Don’t flush your goldfish, scientists warn
Goldfish have been found invading Australian estuaries and now scientists are cautioning those who may consider flushing their unwanted goldfish down the toilet.
WHILE GOLDFISH are a common pet in Australian households, out in the wild they’re considered pests, and now scientists have discovered they can tolerate salty water, making it easier for them to move between river systems.
Scientists from Murdoch University made the discovery during recent fish surveys in the Vasse and Wonnerup estuaries in south-west Western Australia. They say this is the first time that goldfish have been recorded in the Wonnerup Estuary.
The new findings mean that it will be more difficult to control the invasive species, said to be capable of growing up to the size of a football.
“The invasive goldfish are vigorous feeders, uprooting and consuming vegetation, silting up waterways and releasing harmful nutrients into the water,” Head Researcher, James Tweedley explained.
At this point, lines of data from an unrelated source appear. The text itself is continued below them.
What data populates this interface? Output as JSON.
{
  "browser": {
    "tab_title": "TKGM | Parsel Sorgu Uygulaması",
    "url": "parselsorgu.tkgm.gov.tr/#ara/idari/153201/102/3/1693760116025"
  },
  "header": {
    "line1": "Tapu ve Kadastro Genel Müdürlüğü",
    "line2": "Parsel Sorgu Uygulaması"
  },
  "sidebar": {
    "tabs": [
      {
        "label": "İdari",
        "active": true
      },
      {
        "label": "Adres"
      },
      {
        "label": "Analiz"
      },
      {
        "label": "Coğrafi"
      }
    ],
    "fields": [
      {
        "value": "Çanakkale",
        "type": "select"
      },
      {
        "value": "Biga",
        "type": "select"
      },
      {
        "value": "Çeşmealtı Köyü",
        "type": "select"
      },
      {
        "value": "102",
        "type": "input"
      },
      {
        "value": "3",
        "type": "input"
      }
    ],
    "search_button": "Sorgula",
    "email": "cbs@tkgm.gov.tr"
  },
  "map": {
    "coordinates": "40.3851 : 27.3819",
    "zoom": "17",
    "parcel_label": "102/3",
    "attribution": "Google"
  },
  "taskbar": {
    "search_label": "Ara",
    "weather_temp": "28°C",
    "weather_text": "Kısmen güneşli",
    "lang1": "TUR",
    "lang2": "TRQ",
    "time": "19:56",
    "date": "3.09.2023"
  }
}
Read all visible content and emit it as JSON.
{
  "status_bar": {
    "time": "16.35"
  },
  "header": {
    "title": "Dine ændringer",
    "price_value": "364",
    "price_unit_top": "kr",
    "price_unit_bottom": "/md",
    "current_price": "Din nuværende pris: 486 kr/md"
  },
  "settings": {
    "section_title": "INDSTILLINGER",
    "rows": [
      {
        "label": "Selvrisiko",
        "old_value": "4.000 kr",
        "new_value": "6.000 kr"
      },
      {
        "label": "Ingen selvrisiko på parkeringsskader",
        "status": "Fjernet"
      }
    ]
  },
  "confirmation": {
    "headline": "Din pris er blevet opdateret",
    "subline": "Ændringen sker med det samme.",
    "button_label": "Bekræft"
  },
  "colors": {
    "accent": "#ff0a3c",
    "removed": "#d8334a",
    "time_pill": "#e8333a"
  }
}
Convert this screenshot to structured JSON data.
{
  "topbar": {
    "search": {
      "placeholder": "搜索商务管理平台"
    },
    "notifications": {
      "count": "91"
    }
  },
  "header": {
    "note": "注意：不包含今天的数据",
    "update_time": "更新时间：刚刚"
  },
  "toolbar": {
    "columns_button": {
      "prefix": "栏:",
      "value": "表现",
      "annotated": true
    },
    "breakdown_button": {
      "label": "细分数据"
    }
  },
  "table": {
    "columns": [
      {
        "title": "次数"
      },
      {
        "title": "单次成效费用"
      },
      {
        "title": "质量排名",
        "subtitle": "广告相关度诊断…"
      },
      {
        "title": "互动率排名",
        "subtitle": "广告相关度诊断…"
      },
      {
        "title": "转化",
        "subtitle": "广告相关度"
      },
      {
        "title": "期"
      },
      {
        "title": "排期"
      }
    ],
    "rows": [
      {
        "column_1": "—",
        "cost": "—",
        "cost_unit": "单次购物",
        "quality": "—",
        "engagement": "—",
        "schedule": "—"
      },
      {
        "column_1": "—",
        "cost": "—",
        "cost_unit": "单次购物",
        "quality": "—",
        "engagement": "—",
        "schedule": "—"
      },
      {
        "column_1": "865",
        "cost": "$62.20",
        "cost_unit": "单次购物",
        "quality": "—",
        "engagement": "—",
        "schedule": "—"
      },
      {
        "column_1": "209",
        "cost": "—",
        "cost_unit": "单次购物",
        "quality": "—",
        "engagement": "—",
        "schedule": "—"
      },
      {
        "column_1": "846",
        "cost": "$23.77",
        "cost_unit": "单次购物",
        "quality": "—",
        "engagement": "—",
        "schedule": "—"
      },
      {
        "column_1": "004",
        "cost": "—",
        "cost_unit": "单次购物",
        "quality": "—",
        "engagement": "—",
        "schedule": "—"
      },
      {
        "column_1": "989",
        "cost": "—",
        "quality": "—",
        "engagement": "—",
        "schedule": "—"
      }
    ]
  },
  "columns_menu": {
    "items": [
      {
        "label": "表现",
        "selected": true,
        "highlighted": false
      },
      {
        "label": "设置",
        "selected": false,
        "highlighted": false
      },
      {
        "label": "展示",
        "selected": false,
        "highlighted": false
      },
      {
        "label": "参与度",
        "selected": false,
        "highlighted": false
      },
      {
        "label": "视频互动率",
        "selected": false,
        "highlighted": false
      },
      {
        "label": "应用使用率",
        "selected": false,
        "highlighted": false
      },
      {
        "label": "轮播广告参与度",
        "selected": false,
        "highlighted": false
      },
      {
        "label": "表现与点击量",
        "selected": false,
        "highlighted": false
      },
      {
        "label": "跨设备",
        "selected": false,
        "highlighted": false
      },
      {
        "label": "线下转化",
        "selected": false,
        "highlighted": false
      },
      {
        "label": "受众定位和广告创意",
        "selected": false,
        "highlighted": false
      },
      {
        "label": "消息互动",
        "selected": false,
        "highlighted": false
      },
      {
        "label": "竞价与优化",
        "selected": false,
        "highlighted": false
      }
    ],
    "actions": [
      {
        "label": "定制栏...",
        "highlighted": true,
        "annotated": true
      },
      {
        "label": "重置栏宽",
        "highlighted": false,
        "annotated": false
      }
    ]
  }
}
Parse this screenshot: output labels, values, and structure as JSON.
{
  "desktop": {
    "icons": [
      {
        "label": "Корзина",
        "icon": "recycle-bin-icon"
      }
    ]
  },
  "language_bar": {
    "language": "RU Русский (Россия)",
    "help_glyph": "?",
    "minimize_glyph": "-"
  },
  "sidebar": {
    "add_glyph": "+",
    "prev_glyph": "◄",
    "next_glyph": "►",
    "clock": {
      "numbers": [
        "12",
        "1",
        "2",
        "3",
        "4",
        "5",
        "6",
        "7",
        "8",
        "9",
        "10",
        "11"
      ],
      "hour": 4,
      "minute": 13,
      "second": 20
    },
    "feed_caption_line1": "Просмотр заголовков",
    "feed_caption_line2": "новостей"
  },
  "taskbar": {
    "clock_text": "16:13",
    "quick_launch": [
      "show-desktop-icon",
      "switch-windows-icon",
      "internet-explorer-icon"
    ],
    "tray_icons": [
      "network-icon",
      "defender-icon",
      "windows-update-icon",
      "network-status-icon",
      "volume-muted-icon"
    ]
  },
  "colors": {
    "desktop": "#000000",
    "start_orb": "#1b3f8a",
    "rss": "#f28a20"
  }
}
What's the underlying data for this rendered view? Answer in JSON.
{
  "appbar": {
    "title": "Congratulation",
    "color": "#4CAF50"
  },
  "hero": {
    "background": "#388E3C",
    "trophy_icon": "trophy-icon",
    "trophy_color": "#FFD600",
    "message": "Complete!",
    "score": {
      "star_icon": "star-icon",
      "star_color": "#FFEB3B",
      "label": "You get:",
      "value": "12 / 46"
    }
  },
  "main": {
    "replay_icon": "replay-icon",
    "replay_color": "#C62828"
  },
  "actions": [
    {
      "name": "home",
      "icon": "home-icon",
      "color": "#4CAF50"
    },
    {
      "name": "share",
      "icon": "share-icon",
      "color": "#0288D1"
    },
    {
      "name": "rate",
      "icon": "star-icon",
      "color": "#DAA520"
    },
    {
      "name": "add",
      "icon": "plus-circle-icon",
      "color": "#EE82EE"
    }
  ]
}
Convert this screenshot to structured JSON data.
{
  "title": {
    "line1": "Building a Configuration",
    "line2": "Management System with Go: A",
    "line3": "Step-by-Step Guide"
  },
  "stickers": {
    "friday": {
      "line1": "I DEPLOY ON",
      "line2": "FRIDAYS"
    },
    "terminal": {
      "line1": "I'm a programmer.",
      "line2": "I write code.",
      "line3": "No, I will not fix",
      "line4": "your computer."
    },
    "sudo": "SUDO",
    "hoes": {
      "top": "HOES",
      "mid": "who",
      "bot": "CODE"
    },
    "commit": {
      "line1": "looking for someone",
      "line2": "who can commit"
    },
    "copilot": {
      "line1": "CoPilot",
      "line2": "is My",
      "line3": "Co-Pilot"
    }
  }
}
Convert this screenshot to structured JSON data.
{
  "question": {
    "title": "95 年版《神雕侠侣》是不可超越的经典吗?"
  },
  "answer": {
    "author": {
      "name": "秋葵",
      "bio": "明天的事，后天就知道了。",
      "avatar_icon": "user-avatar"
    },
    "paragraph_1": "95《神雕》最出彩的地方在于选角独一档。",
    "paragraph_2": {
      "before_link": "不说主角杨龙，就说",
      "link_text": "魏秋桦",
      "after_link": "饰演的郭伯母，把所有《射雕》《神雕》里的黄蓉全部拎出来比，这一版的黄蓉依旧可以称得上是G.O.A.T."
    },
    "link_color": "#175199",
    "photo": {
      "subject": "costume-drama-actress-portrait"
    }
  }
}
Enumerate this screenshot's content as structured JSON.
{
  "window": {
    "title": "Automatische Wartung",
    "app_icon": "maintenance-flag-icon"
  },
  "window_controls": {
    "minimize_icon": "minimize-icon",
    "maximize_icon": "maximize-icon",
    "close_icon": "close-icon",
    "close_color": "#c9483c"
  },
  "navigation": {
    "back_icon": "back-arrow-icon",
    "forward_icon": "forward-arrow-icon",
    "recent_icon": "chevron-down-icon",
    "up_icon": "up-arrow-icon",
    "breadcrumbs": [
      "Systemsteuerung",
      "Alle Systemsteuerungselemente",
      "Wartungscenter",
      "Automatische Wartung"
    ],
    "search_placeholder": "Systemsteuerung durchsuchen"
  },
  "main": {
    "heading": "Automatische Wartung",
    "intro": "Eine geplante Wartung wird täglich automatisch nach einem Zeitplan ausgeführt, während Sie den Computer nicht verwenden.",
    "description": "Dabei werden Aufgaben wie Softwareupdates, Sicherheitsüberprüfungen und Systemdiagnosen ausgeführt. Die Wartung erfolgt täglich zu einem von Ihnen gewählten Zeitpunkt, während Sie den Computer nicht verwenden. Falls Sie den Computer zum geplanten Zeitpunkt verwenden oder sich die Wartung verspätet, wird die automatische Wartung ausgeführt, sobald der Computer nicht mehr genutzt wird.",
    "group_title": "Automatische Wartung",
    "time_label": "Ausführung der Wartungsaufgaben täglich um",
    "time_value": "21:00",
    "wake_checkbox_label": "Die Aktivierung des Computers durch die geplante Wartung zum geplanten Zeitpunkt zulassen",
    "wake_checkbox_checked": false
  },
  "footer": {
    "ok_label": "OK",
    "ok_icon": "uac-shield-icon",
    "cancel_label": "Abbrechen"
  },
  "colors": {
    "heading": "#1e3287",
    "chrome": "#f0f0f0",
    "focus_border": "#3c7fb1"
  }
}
The goldfish may even begin using estuaries as ‘saltbridges’ to invade and colonise new river systems.
“Goldfish have been recorded in estuaries elsewhere around the world, but they have been confined to the uppermost parts of those systems or their presence has coincided with periods of high freshwater flows associated with heavy rains.
“However, we discovered the goldfish in the Vasse Estuary in the middle of summer. This is before it becomes very salty, but clearly the fish are capable of tolerating saline conditions for several months," James said.
Now, scientists are calling on Aussie pet owners to do their part and avoid flushing their goldfish down the toilet. Instead, James is asking that you return unwanted goldfish to reputable aquariums.
“Our waterways are unique, helping to enhance our health and wellbeing, and we should try to do all we can to protect them.”